Free Website Directory Politics Alabama: FEC To Regulate (Censor) Political Blogs

Thursday, May 20, 2010

FEC To Regulate (Censor) Political Blogs

We know that the FTC wants to regulate Internet providers in the name of "net neutrality." Now we find out that language in the DISCLOSE Act would give the FEC the power to censor political blogs.
http://reason.com/archives/2010/05/18/from-banning-books-to-banning

Last week, a congressional hearing exposed an effort to give another agency—the Federal Election Commission—unprecedented power to regulate political speech online. At a House Administration Committee hearing last Tuesday, Patton Boggs attorney William McGinley explained that the sloppy statutory language in the “DISCLOSE Act” would extend the FEC’s control over broadcast communications to all “covered communications,” including the blogosphere.

The DISCLOSE Act’s purpose, according to Democratic Congressional Campaign Committee chair Chris Van Hollen and other “reformers,” is simply to require disclosure of corporate and union political speech after the Supreme Court’s January decision in Citizens United v. Federal Election Commission held that the government could not ban political expenditures by companies, nonprofit groups, and labor unions.

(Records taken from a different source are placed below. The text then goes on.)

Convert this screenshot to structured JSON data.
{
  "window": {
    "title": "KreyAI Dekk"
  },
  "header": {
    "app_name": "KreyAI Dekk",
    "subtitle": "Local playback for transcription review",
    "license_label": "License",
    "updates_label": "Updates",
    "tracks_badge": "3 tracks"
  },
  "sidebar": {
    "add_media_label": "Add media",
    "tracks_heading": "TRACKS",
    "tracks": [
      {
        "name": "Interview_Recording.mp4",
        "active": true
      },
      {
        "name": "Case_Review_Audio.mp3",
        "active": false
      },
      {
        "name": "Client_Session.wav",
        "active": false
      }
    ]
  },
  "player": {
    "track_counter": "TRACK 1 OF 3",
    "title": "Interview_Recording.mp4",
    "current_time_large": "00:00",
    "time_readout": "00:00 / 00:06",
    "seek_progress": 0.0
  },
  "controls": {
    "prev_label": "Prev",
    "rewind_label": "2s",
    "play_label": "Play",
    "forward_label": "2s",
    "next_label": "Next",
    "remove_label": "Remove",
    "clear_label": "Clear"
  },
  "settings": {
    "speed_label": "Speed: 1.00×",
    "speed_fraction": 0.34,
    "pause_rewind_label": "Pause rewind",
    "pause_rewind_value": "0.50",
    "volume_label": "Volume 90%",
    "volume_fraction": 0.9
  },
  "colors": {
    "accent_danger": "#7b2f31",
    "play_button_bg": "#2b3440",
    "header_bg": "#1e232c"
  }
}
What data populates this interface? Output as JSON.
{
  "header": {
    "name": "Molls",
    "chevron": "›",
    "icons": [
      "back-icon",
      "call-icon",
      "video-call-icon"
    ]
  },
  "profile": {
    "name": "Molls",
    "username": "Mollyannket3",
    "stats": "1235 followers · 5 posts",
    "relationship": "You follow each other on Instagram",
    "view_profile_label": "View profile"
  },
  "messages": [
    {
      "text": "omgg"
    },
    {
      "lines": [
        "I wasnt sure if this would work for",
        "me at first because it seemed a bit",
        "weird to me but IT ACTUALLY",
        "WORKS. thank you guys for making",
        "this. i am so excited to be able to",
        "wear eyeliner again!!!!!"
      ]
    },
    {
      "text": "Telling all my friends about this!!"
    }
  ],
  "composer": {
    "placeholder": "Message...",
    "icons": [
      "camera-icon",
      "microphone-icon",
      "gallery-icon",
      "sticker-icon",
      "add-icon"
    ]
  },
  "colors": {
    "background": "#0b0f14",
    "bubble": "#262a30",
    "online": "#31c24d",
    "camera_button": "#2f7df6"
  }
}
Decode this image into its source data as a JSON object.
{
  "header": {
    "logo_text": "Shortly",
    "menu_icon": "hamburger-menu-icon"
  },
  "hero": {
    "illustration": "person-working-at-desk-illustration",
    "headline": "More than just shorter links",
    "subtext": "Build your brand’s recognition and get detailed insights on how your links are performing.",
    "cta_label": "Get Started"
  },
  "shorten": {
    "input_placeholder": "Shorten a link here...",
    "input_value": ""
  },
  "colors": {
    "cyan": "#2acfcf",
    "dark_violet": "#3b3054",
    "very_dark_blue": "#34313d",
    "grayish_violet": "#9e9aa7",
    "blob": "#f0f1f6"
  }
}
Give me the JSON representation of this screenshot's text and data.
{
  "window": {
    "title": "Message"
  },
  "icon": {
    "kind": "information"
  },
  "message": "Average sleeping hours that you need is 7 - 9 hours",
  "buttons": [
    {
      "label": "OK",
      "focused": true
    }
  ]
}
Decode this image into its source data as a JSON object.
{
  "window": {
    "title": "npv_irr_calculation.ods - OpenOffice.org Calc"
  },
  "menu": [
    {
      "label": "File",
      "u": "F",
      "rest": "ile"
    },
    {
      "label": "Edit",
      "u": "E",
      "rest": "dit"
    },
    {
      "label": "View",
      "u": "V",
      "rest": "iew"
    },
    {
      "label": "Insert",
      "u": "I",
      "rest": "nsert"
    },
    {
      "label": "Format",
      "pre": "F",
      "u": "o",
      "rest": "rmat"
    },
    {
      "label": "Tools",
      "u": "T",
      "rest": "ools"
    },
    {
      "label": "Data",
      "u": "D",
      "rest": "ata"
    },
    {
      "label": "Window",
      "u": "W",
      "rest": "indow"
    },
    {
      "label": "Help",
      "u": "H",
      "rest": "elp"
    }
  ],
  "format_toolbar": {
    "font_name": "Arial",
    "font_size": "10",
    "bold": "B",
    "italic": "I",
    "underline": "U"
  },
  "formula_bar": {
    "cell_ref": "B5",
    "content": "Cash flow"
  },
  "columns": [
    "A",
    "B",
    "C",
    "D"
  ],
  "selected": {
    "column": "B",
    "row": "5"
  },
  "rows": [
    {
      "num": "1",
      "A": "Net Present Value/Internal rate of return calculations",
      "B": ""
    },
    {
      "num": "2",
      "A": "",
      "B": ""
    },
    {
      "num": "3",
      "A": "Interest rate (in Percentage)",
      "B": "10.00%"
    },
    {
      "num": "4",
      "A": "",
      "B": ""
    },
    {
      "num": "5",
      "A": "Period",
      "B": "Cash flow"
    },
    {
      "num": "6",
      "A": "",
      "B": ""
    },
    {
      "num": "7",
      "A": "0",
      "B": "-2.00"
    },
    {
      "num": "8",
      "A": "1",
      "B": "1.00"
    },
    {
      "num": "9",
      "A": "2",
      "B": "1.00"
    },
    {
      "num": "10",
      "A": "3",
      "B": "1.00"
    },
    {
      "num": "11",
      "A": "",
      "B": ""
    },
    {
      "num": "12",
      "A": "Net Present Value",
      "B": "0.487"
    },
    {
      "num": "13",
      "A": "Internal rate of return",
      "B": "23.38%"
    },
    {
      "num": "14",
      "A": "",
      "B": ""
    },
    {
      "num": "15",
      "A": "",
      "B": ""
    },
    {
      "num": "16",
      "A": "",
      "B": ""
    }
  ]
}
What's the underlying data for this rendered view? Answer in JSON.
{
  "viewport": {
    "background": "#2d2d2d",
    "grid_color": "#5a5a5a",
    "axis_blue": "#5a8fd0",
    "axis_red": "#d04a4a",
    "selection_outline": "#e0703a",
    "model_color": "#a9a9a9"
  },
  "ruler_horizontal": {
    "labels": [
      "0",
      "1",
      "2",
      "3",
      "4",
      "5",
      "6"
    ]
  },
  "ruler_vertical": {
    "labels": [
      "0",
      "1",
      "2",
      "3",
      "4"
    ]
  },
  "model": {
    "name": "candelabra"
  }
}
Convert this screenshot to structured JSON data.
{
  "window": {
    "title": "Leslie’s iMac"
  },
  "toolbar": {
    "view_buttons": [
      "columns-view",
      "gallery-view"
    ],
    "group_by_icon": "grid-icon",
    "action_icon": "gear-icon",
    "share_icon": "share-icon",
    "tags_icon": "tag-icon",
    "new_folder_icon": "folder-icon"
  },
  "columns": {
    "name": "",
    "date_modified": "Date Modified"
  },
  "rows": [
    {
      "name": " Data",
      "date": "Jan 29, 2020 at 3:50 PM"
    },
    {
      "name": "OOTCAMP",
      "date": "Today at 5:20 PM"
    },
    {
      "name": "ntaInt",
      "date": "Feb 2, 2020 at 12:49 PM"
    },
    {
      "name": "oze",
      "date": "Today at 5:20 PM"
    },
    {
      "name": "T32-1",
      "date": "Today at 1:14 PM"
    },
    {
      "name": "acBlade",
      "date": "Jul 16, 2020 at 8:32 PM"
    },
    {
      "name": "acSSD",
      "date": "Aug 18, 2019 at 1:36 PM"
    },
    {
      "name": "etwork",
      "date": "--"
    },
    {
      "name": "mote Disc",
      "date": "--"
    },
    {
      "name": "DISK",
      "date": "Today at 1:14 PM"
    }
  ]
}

The bill, however, would radically redefine how the FEC regulates political commentary. A section of the DISCLOSE Act would exempt traditional media outlets from coordination regulations, but the exemption does not include bloggers, only “a communication appearing in a news story, commentary, or editorial distributed through the facilities of any broadcasting station, newspaper, magazine or other periodical publication…”

So the blogosphere would be subject to content restrictions as set forth by the FEC.

Not good.


Keep in mind that most blogs are not financed by anybody. An informal canvas of Alabama political blogs a month or two ago revealed that the only blogger receiving money for their efforts was a newspaper reporter who blogged FOR THE PAPER. In all other cases, we do what we do on our own time... nobody pays us.

There is no "campaign cash" to monitor, here... but the FEC would nevertheless have the power to regulate our speech in the name of "campaign finance reform."

It's amazing how our government can make these arguments, in light of the following words: "Congress shall make no law... abridging the freedom of speech."

And yet, Kagan, PresBo's nominee for SCOTUS, argued before the Supreme Court that the federal government had the power to ban books and political pamphlets. So why not blogs, as well?